Lo que ha sucedido recientemente con la medalla que otorga la Corona Británica, ingresa de lleno en el fanatismo de colección. Los modernos permisivos, tan engreídos con su lugar común de tener una “mente amplia”, solo dan lecciones de estrechez mental, de irracionalidad. Dejaré de lado la misión que tiene la condecoración, dejaré de lado el origen de su invención, solo me centraré en la clásica imagen en donde aparece San Miguel aplastando la cabeza de Satanás. Un arcángel de la milicia celestial derrotando, con el poder divino, al príncipe de las tinieblas. Un ángel glorioso dominando a un ángel caído en las oscuras cavidades infernales. Todo está dicho, todo goza de sentido común. Pero el moderno permisivo, con su cantinela centrada en la sinrazón de que la escena referida está poniendo de relieve un accionar racista, ve que un hombre blanco aplasta a un hombre negro, y, por tanto, deduce que “eso es racismo inadmisible”. Pronto verán el cuadro de mi navegante nocturno, y, como les parecerá racista una noche negra, solicitarán que se la pinte de blanco, todo bajo la deslumbrante idea de que ya están cansados de que se use al negro para mostrar poca luminosidad. Si hay alguien al que se conoce como príncipe de las tiniebla, no veo otro modo de que se lo represente que usando una tonalidad oscura; no imagino a alguien que mora en las tinieblas más espantosas, sino, precisamente, rodeado de la máxima oscuridad, o sea, de una máxima negrura. Y si encima se trata de quien se halla en el infierno, sabemos que el fuego al quemar deja al quemado de color negro (sobre la cuestión ‘fuego infernal’, sugiero al que esté tentado en intentar poner en él cierta luz, adentrarse en la teología, donde podrá advertirse las condiciones especiales que allí se dicen sobre ese fuego. Desde luego, campo de la fe). De ahí la representación del ángel caído con forma corporal y del color consabido. Sencillamente es eso y nada más que eso.

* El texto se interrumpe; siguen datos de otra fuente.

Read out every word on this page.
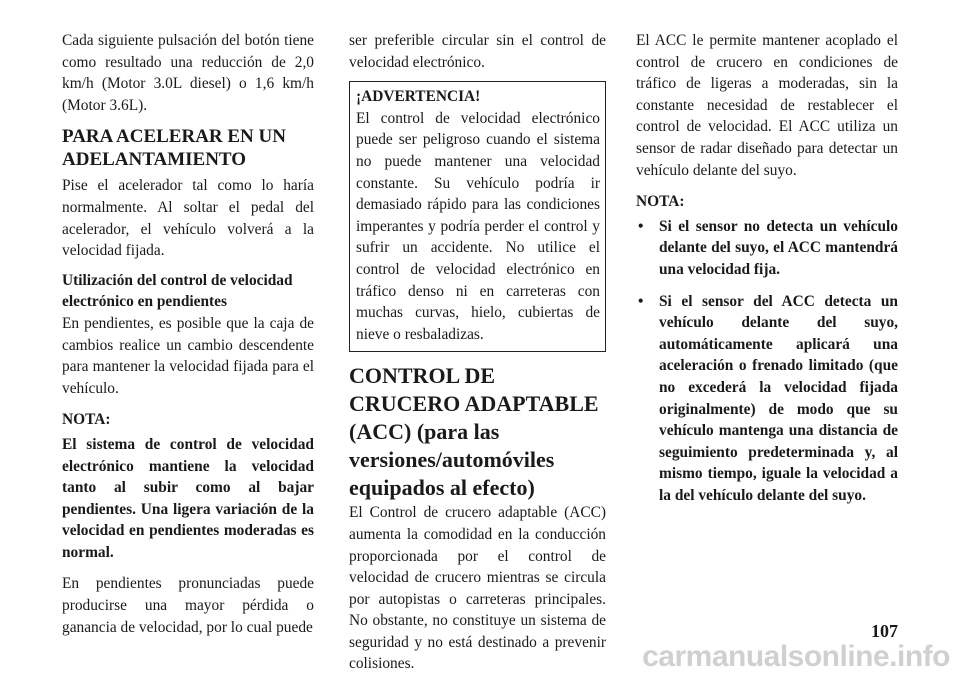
Cada siguiente pulsación del botón tiene como resultado una reducción de 2,0 km/h (Motor 3.0L diesel) o 1,6 km/h (Motor 3.6L).

PARA ACELERAR EN UN ADELANTAMIENTO

Pise el acelerador tal como lo haría normalmente. Al soltar el pedal del acelerador, el vehículo volverá a la velocidad fijada.

Utilización del control de velocidad electrónico en pendientes

En pendientes, es posible que la caja de cambios realice un cambio descendente para mantener la velocidad fijada para el vehículo.

NOTA:

El sistema de control de velocidad electrónico mantiene la velocidad tanto al subir como al bajar pendientes. Una ligera variación de la velocidad en pendientes moderadas es normal.

En pendientes pronunciadas puede producirse una mayor pérdida o ganancia de velocidad, por lo cual puede

ser preferible circular sin el control de velocidad electrónico.

¡ADVERTENCIA!

El control de velocidad electrónico puede ser peligroso cuando el sistema no puede mantener una velocidad constante. Su vehículo podría ir demasiado rápido para las condiciones imperantes y podría perder el control y sufrir un accidente. No utilice el control de velocidad electrónico en tráfico denso ni en carreteras con muchas curvas, hielo, cubiertas de nieve o resbaladizas.

CONTROL DE CRUCERO ADAPTABLE (ACC) (para las versiones/automóviles equipados al efecto)

El Control de crucero adaptable (ACC) aumenta la comodidad en la conducción proporcionada por el control de velocidad de crucero mientras se circula por autopistas o carreteras principales. No obstante, no constituye un sistema de seguridad y no está destinado a prevenir colisiones.

El ACC le permite mantener acoplado el control de crucero en condiciones de tráfico de ligeras a moderadas, sin la constante necesidad de restablecer el control de velocidad. El ACC utiliza un sensor de radar diseñado para detectar un vehículo delante del suyo.

NOTA:
• Si el sensor no detecta un vehículo delante del suyo, el ACC mantendrá una velocidad fija.
• Si el sensor del ACC detecta un vehículo delante del suyo, automáticamente aplicará una aceleración o frenado limitado (que no excederá la velocidad fijada originalmente) de modo que su vehículo mantenga una distancia de seguimiento predeterminada y, al mismo tiempo, iguale la velocidad a la del vehículo delante del suyo.
107
carmanualsonline.info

Al fanatismo no lo excusa el número, por eso vemos sociedades cargadas de fanatismo, aunque quienes ingresen en ese número no se tengan por tales viéndose consolados por su pertenencia numérica.

Tras toda la cuestión anterior está ahora un movimiento llamado Black Lives Matter, activistas que unen lo que consideran racismo en una medalla, con la muerte de George Floyd, del que se dice que murió aplastado por la rodilla de un policía blanco de los Estados Unidos. ¿Aparecerá en breve un movimiento llamado “No Scream”, sosteniendo que debe ser eliminada la pintura famosa de Edvard Munch conocida como ‘El Grito’, todo porque en Alemania una vieja loca mató de un grito a su marido? Su fanatismo lleva a que, en nombre del “no racismo”, no se represente a Satanás siendo aplastado y siendo negro como las tinieblas, y, ¡qué paradoja!, se deje así a quien se lo conoce bíblicamente como el homicida desde el principio (Jn. 8, 44), libre de su cargo, siendo que es una de las cosas que más le encanta hacer. Así, los permisivos y su fanatismo, a sabiendas o bajo la ignorancia, rinden un gran homenaje a quien también se lo conoce como “el padre de la mentira” (Jn. 8, 44).